A licensed amateur radio operator needs little more than a simple $27 Baofeng VHF/UHF (144MHz/430MHz) FM transceiver to communicate through amateur satellites. One can buy an $90 Arrow antenna and that’s a complete satellite communication system, allowing free communications over most of a continent. For certain higher-orbiting LEO satellites, you can get limited intercontinental communications.

It’s 45 years since the apocalypse–you can simply build your own Arrow-style antenna using coat hangers http://www.fredspinner.com/W0FMS/CheapYagi/vjbcy.html, and build a duplexer with gimmick capacitors http://sm0vpo.altervista.org/3d/3d-cap-01.htm and self-made inductors.  Worst case, skip the duplexer, use two walkie-talkies and two antennas.

Who could Mad Max talk to on the satellite?

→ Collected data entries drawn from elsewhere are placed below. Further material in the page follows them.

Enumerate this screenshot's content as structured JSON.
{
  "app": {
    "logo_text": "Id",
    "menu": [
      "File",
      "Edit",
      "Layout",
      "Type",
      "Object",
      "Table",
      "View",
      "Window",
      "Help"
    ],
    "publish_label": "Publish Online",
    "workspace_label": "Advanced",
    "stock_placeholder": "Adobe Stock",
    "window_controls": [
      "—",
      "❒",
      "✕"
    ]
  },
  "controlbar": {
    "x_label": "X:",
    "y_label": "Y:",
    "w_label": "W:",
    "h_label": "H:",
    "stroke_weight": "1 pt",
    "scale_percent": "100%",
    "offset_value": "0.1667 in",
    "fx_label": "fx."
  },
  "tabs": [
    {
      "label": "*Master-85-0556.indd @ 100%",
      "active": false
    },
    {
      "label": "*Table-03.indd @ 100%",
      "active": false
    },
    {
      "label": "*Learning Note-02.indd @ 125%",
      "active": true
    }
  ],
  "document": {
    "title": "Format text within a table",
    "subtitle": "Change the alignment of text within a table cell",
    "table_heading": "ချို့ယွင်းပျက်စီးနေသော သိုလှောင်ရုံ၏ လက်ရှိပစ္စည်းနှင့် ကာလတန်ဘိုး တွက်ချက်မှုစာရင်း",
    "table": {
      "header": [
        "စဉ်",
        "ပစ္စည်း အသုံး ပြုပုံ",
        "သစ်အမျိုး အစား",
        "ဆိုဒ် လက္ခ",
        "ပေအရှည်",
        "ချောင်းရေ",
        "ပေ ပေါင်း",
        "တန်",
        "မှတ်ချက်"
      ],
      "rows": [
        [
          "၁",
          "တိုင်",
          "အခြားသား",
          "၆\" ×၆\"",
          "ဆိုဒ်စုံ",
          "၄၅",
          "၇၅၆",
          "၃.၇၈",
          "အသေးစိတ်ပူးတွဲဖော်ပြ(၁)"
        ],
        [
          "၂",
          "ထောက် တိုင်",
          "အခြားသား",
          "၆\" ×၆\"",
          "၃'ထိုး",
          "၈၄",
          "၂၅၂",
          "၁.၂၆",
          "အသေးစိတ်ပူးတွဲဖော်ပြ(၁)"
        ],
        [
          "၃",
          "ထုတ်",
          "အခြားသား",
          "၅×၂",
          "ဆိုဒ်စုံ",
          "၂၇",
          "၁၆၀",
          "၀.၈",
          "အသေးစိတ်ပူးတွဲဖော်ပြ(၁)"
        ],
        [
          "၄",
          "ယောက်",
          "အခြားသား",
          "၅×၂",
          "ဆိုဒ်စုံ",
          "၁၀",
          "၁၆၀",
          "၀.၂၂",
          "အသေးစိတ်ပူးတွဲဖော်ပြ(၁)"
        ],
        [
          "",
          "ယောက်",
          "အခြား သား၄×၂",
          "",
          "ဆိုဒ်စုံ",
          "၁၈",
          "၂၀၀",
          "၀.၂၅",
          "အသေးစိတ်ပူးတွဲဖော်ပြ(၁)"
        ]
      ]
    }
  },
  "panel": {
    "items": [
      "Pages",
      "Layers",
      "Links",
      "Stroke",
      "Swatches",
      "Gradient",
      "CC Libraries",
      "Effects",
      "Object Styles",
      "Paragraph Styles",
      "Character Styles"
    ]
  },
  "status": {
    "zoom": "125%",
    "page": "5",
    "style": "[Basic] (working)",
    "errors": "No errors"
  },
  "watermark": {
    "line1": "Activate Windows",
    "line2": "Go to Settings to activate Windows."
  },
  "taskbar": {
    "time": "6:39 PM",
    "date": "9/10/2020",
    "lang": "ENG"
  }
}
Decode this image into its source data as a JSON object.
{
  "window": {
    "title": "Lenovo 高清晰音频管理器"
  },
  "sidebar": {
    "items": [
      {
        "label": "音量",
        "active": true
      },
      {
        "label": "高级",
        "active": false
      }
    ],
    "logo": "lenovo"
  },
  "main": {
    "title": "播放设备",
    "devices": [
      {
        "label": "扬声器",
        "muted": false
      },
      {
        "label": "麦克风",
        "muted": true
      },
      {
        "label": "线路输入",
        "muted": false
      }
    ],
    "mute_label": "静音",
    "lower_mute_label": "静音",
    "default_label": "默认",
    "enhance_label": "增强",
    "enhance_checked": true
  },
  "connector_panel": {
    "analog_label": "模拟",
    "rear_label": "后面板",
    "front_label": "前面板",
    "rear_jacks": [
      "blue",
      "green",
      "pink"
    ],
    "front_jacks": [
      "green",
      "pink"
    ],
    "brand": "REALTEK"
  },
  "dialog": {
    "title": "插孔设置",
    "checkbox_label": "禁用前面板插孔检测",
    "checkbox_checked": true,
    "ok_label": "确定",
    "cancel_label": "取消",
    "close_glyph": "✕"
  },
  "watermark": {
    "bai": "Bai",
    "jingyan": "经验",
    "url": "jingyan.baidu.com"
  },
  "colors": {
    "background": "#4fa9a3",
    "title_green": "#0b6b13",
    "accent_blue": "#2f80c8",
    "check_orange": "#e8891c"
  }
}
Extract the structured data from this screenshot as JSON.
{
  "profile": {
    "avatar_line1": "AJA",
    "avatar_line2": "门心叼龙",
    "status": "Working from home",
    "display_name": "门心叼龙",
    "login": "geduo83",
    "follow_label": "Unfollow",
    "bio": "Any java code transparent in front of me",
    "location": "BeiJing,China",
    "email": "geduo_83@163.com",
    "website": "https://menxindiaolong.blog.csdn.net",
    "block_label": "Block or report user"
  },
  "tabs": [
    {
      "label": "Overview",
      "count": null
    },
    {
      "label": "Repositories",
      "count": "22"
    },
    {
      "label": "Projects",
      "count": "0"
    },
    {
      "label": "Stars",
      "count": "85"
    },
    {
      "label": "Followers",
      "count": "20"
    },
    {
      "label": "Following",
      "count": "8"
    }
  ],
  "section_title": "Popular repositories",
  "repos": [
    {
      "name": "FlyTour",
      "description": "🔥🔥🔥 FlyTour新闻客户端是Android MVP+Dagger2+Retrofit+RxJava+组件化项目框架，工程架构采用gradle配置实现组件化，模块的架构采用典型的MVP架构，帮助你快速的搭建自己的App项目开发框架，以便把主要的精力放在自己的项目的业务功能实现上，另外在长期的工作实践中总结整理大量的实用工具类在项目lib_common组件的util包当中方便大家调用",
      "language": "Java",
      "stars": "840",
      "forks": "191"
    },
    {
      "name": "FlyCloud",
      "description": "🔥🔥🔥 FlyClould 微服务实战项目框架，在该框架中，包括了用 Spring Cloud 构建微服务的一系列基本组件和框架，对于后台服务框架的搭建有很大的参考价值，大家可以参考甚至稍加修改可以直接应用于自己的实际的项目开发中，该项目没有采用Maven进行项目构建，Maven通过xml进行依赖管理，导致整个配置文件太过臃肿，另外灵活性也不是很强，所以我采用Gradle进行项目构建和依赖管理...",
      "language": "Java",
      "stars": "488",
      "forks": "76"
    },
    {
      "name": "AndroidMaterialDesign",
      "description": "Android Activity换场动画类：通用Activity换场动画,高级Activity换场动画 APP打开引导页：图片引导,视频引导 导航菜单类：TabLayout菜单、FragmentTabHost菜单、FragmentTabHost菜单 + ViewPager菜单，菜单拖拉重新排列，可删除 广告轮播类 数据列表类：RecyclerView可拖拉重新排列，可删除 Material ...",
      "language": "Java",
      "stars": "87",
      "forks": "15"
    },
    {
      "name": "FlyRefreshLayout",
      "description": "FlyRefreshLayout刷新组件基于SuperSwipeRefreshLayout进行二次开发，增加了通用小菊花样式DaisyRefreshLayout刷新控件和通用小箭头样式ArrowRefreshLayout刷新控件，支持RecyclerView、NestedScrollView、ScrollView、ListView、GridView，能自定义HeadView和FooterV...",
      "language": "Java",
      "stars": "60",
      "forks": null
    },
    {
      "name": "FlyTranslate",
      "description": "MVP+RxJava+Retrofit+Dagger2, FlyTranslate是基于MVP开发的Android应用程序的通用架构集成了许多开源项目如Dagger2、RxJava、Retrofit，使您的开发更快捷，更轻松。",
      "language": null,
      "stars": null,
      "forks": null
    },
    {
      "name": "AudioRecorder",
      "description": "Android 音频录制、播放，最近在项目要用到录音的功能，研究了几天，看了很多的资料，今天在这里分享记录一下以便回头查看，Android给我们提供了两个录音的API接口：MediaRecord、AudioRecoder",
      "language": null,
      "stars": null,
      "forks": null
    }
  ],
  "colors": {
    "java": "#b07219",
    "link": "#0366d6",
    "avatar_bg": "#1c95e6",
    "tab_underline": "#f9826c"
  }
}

According to Gpredict, and assuming the highly circular ~1450km altitude of AO-7 hadn’t decayed much, and that the very simple electronics of AO-7 survived the EMP (if there was a nuclear war in the Mad Max universe), then AO-7 in it’s VHF/UHF mode would be a good candidate to talk to Indonesia, Papua New Guinea, and of course the whole of Australia from the supposed Western Australia location of the characters.

Mad Max commsat coverage

Link Budget shouldn’t be an issue, with a rubber duck antenna and 4 Watt satellite, it’s possible now, how much more so when there are very few anthropogenic signals about.